1) "To our knowledge, this is the first study to utilize a large-scale dataset applying machine learning methods to identify individuals at high-risk of HBV infection ...". This is not correct - please see the following publication - Shang et al. Journal of Medical Virology 85:1334–1339 (2013) - DOI 10.1002/jmv.23609. While a smaller total cohort, decision trees and logistic regression were used in tandem to detect and rank top predictors of HBV infection (as modelled against HBsAg);

2) I can see the gist of the modelling, but am I correct to assume that the pathology (and associated) data were modelled, for each ML or LR analysis, against the categories HBsAg POS versus HBsAg NEG?

3) HBsAg "prevalence" was 8.27% - I assume that 8.27% of the total cohort were HBsAg positive?
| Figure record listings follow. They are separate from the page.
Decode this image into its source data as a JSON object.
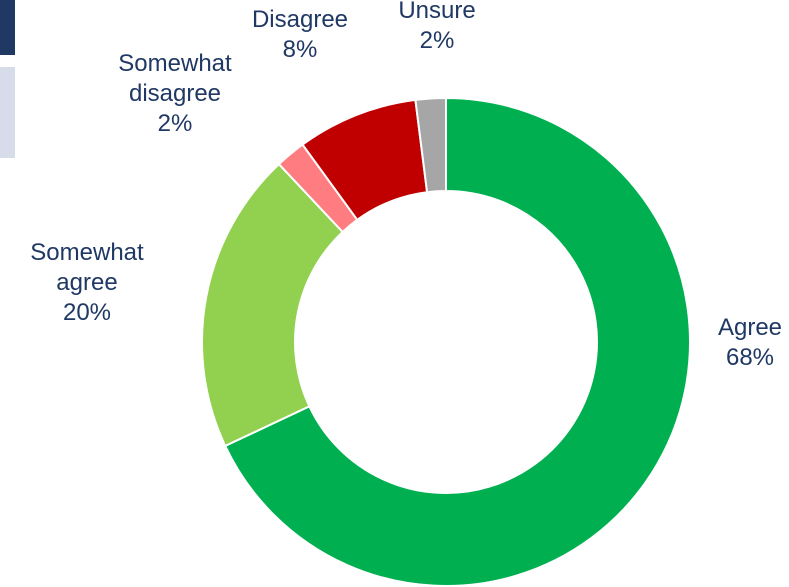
{
  "chart_data": {
    "type": "pie",
    "variant": "donut",
    "title": "",
    "slices": [
      {
        "label": [
          "Agree"
        ],
        "value_label": "68%",
        "value": 68,
        "color": "#00b050"
      },
      {
        "label": [
          "Somewhat",
          "agree"
        ],
        "value_label": "20%",
        "value": 20,
        "color": "#92d050"
      },
      {
        "label": [
          "Somewhat",
          "disagree"
        ],
        "value_label": "2%",
        "value": 2,
        "color": "#ff7c80"
      },
      {
        "label": [
          "Disagree"
        ],
        "value_label": "8%",
        "value": 8,
        "color": "#c00000"
      },
      {
        "label": [
          "Unsure"
        ],
        "value_label": "2%",
        "value": 2,
        "color": "#a6a6a6"
      }
    ],
    "label_color": "#1f3864",
    "legend": "none"
  }
}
4) Were the HBsAg POS 8.27% used in the various models directly with the 91.73% HBsAg NEG cases? If yes, this is a significant problem with the analysis, and therefore the veracity of the results. What steps were taken to deal with data imbalance prior to running the ML algorithms? Previous publications have examined this data imbalance problem for HBV + pathology data (see - doi:10.1186/1471-2105-14-206) - why was this, or a similar paper, not cited? I saw mention of data sub-setting in the manuscript, but I'm not clear of how this was applied, and whether it was applied to solve the imbalance problem? If yes, please clarify.

5) How can age, ALT and other leading predictors be used to help increase the efficiency of HBV detection?
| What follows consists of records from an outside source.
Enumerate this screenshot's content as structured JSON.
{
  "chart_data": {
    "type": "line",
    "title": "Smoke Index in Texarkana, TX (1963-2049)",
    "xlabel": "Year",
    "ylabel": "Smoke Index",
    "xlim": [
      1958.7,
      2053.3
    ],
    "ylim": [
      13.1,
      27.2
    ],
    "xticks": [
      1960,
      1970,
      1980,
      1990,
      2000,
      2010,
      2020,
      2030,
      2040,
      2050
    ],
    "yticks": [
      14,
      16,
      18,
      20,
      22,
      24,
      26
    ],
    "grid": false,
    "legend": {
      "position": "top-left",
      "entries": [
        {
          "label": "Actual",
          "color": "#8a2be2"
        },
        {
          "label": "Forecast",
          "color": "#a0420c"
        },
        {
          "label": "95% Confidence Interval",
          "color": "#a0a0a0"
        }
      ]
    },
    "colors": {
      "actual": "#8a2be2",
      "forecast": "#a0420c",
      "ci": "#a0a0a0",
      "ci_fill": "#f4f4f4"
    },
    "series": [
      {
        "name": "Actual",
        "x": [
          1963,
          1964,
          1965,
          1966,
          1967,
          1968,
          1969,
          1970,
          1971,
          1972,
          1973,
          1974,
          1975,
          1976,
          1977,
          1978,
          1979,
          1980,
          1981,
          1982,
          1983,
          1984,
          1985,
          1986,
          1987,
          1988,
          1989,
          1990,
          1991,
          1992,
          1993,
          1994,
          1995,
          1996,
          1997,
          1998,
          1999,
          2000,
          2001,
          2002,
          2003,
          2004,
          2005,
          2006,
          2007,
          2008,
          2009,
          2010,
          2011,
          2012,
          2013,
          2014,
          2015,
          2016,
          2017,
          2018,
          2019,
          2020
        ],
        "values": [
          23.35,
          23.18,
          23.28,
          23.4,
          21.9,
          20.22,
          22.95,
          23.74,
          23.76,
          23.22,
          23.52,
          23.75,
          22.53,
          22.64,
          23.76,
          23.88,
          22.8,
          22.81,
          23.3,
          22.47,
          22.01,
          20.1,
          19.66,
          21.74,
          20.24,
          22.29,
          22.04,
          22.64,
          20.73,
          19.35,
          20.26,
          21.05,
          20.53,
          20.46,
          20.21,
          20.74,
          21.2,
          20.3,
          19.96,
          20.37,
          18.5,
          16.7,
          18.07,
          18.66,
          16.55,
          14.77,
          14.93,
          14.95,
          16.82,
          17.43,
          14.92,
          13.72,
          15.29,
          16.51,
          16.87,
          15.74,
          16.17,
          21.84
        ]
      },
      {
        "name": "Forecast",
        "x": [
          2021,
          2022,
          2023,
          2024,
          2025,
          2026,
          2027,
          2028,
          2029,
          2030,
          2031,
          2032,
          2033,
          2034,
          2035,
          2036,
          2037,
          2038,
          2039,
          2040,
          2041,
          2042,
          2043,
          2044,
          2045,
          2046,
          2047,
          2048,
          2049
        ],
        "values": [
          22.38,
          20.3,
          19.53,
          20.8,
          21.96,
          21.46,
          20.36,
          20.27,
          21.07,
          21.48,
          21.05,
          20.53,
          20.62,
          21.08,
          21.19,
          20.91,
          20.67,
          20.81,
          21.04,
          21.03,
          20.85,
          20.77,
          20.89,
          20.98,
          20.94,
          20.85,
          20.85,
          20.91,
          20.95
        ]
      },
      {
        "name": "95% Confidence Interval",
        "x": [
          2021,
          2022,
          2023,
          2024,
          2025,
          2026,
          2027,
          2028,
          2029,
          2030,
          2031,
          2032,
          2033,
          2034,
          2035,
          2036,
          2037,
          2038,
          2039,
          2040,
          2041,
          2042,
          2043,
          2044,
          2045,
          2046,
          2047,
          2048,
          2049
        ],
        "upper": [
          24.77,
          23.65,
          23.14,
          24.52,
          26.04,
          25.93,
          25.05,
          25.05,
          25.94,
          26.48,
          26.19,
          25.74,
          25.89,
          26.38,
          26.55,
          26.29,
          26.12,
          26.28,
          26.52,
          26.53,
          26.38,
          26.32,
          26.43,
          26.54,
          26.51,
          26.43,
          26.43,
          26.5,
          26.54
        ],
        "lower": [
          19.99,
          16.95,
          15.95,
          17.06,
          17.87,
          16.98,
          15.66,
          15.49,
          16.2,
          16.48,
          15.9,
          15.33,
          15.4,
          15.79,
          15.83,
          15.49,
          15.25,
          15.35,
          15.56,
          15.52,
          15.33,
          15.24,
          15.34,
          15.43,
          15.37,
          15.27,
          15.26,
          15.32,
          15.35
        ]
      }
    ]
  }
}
6) Some problems with English language expression - "... DT is a popular classification regression method" - do you mean that " ... DT is a popular classification OR regression method? " ... results from laboratory measurements were showed in Table 3" (were shown ...). I have recommended extensive language editing - besides the two examples here, there were many other examples of how clearer language will aid the final paper presentation and legibility.

6) What is "PCT"?

Author Response

Please see the attachment.

Author Response File: Author Response.pdf

 

Round 2

Reviewer 3 Report

Thank you for your revised manuscript. As indicated earlier, the Shang et al. paper must be cited (see attached). The manuscript is suitable for publication once this citation update is accomplished.

Comments for author File: Comments.pdf

Author Response

General Comment from authors: We would like to thank the reviewer for their feedback on our manuscript and providing us with further suggestions. We have revised our manuscript following your suggestions.

Comments and Suggestions for Authors

Thank you for your revised manuscript. As indicated earlier, the Shang et al. paper must be cited (see attached). The manuscript is suitable for publication once this citation update is accomplished.

Response: We thank the reviewer for bringing this to our attention. We added the related references. Reference [7] was replaced. (Reference: Line 314-315 of the revised version).